Santa Fe New Mexican

‘Cuba is depopulati­ng’: Exodus threatenin­g country’s future

Deepening poverty, hopelessne­ss under communist rule have set off largest exit from nation in over half-century

- By Ed Augustin and Frances Robles

BARACOA, Cuba — Roger García Ordaz makes no secret of his many attempts to flee.

He has tried to leave Cuba 11 times on boats made of wood, plastic foam and resin, and has a tattoo for each failed attempt, including three boat mishaps and eight times picked up at sea by the U.S. Coast Guard and sent home.

Hundreds of homemade, rickety boats have left this year from the shores of Baracoa, a fishing village west of Havana where García, 34, lives — so many that locals call the town “Terminal Three.”

“Of course I am going to keep on throwing myself into the sea until I get there,” he said. “Or if the sea wants to take my life, so be it.”

Living conditions in Cuba under Communist rule have long been precarious, but today, deepening poverty and hopelessne­ss have set off the largest exodus from the Caribbean island nation since Fidel Castro rose to power over a half-century ago.

The country has been hit by a onetwo punch of tighter U.S. sanctions and the coronaviru­s pandemic, which eviscerate­d one of Cuba’s lifelines — the tourism industry. Food has become even more scarce and more expensive; lines at pharmacies with scant supplies begin before dawn, and millions of people endure daily hourslong blackouts.

Over the past year, nearly 250,000 Cubans, more than 2 percent of the island’s 11 million population, have migrated to the United States, most of them arriving at the southern border by land, according to U.S. government data.

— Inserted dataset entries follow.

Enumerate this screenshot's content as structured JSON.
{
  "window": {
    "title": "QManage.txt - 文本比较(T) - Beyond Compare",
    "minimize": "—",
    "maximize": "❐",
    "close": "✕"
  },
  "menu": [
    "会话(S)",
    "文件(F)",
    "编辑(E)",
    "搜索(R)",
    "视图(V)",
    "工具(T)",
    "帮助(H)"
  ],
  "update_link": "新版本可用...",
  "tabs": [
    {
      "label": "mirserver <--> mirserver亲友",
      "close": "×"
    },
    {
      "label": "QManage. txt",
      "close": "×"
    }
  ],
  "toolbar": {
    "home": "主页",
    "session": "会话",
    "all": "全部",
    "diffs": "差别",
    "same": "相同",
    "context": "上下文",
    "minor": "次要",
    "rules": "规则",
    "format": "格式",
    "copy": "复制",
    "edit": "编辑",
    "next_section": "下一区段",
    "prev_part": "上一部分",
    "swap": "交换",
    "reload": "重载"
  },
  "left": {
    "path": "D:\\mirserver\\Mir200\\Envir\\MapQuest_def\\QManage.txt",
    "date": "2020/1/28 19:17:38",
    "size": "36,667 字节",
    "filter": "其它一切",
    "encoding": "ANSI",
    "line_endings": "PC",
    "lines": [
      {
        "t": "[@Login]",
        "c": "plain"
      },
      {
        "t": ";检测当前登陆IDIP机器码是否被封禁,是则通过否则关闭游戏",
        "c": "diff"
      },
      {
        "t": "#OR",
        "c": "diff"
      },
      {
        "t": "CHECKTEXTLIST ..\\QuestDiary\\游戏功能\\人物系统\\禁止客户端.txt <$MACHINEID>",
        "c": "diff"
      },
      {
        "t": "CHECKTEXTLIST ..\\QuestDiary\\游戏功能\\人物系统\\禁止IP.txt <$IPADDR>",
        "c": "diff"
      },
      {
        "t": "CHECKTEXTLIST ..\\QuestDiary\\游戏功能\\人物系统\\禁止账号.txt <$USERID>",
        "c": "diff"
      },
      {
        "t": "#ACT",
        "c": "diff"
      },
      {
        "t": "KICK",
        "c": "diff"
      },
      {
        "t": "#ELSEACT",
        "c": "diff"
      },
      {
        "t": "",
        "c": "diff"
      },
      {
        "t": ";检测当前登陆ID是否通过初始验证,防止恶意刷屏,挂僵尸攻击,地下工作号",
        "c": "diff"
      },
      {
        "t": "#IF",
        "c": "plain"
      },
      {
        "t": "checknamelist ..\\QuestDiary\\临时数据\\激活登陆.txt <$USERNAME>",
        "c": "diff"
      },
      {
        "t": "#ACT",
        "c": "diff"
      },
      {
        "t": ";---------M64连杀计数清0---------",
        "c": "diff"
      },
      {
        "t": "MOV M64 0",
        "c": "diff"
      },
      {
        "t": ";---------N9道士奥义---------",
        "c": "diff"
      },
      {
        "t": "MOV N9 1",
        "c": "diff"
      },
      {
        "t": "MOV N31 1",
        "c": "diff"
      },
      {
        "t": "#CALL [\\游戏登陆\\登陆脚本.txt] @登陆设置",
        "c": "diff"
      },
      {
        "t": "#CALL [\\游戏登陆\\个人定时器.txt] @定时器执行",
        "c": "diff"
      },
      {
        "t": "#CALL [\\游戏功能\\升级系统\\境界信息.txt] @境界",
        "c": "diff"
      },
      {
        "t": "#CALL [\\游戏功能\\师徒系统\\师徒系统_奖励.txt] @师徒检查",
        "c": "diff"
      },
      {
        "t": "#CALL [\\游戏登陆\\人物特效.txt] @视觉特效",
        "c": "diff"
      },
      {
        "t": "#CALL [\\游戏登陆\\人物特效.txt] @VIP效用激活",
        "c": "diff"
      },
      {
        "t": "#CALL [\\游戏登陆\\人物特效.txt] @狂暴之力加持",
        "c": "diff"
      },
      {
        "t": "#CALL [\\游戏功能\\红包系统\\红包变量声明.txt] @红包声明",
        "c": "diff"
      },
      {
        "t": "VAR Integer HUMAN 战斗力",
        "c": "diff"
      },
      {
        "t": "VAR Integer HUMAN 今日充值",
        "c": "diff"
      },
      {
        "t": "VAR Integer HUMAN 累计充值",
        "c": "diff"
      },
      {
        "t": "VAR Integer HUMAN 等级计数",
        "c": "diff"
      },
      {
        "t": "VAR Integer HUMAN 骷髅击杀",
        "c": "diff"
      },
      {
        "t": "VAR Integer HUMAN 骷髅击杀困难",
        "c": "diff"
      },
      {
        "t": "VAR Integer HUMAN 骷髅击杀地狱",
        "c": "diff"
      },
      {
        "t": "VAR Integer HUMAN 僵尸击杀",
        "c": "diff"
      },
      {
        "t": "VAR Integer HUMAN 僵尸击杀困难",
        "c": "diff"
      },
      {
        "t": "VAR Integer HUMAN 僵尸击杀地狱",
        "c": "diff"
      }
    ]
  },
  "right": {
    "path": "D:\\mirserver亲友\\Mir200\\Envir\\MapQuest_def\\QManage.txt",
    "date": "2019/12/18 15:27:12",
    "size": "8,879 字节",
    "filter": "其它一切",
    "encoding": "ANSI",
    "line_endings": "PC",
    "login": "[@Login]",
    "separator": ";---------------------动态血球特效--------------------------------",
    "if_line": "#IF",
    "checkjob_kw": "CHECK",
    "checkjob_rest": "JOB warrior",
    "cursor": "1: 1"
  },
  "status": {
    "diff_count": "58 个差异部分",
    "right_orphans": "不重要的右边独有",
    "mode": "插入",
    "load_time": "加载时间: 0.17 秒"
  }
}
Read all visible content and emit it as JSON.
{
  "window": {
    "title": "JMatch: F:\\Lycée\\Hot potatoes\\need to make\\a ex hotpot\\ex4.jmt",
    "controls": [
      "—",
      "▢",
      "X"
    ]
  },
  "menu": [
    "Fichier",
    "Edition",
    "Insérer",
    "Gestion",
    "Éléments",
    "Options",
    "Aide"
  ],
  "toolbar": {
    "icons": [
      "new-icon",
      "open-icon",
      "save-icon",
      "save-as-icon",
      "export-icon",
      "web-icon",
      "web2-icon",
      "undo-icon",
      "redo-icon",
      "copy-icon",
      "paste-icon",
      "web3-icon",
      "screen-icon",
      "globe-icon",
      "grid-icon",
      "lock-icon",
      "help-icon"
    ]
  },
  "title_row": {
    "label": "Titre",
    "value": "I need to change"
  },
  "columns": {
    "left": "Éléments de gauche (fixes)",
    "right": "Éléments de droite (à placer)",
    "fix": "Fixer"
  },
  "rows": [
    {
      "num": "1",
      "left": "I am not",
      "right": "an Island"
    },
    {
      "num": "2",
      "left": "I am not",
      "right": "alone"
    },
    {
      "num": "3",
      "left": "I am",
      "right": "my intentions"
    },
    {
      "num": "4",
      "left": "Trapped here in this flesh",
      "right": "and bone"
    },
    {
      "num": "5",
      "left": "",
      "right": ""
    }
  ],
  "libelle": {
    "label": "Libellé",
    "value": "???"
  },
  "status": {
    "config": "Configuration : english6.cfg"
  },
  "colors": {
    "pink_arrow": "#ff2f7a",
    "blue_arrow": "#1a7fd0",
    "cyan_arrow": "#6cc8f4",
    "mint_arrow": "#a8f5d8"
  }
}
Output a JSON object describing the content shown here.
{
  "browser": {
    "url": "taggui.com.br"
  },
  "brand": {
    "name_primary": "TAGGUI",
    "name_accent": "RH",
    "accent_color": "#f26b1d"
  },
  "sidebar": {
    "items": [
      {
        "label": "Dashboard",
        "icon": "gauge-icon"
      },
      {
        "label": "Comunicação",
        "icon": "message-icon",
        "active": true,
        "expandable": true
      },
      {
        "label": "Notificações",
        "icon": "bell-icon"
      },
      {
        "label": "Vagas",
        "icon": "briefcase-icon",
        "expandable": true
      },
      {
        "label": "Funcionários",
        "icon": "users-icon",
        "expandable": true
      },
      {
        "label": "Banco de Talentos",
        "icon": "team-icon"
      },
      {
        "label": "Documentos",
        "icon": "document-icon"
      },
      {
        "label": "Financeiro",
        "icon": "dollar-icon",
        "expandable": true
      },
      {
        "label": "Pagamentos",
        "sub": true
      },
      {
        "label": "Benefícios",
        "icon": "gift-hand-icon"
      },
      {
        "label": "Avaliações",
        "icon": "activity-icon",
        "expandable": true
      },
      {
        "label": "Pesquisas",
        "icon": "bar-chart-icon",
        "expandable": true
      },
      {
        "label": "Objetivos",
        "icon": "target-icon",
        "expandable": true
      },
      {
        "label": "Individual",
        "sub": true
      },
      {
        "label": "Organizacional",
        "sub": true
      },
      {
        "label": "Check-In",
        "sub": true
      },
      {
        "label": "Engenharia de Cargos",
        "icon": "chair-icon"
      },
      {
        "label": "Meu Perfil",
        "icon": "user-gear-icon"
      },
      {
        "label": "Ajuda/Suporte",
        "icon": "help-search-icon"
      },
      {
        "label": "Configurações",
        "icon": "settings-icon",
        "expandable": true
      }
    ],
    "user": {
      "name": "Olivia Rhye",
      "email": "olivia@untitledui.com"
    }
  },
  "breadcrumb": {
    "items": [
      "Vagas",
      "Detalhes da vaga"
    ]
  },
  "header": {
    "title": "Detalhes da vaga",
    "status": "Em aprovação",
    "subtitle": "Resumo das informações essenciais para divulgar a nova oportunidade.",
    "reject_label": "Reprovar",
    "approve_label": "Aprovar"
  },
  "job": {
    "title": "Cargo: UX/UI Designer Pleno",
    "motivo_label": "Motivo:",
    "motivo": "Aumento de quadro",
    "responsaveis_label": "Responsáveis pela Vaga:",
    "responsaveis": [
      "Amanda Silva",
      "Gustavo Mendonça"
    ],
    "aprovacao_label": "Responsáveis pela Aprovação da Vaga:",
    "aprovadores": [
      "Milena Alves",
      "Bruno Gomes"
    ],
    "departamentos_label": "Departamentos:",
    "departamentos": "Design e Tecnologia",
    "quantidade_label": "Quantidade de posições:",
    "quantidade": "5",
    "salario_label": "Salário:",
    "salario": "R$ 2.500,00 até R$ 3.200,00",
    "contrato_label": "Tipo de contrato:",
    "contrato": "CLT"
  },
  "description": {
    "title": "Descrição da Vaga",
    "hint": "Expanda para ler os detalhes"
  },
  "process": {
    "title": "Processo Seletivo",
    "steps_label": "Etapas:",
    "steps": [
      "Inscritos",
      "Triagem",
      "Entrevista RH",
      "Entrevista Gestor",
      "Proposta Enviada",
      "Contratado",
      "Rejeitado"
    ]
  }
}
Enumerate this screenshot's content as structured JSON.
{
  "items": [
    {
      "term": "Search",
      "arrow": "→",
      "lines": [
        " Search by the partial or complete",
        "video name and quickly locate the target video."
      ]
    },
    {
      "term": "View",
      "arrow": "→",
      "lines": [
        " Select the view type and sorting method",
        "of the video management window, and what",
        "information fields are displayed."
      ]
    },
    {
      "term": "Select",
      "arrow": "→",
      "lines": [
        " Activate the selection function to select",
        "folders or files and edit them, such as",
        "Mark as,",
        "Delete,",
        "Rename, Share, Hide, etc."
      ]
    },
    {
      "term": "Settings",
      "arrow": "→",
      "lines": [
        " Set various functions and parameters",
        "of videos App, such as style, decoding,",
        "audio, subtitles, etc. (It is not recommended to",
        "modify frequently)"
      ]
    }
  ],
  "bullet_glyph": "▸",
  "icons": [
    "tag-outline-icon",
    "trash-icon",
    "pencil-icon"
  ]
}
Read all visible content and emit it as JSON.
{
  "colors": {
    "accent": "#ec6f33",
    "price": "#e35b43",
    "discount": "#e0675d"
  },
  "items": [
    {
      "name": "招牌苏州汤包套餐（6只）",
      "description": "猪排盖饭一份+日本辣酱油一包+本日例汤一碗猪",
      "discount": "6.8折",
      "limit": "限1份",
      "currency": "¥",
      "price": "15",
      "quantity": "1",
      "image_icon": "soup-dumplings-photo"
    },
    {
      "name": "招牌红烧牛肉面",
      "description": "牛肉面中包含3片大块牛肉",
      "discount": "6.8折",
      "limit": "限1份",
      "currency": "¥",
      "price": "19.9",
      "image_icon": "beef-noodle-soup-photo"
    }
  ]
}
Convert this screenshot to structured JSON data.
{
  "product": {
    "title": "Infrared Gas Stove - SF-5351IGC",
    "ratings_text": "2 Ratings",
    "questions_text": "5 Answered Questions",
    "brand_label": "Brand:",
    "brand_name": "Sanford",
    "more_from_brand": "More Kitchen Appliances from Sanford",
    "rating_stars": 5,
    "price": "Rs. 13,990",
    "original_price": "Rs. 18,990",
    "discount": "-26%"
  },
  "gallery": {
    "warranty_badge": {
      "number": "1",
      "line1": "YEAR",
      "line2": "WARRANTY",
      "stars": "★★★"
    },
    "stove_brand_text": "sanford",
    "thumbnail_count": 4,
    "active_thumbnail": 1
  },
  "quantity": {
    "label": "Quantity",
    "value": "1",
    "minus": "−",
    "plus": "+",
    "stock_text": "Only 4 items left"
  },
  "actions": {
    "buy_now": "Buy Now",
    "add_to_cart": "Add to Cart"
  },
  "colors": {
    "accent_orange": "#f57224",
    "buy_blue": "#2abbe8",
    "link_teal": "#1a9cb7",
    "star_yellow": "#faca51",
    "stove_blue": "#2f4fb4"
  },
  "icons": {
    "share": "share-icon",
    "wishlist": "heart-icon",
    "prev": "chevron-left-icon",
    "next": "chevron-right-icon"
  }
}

Even for a nation known for mass exodus, the current wave is remarkable — larger than the 1980 Mariel boatlift and the 1994 Cuban rafter crisis combined, until recently the island’s two biggest migration events.

But while those movements peaked within a year, experts say this migration, which they compare with a wartime exodus, has no end in sight and threatens the stability of a country that already has one of the hemisphere’s oldest population­s.

The avalanche of Cubans leaving has also become a challenge for the United States. Now, one of the highest sources of migrants after Mexico, Cuba has become a top contributo­r to the crush of migrants on the U.S.-Mexico border, which has been a major political liability for President Joe Biden and which the administra­tion considers a serious national security issue.

“The numbers for Cuba are historic, and everybody recognizes that,” said a senior State Department official who was not authorized to speak publicly about the matter. “That said, more people are migrating globally now than they ever have been, and that trend is certainly bearing out in our hemisphere, too.”

The departure of many younger, working-age Cubans augurs a bleak demographi­c future for a country where the average life expectancy of 78 is higher than for the rest of the region, experts said. The government already can barely afford the meager pensions the country’s older population relies on.

The hemorrhagi­ng of Cubans from their homeland is nothing short of “devastatin­g,” said Elaine Acosta González, a research associate at Florida Internatio­nal University. “Cuba is depopulati­ng.”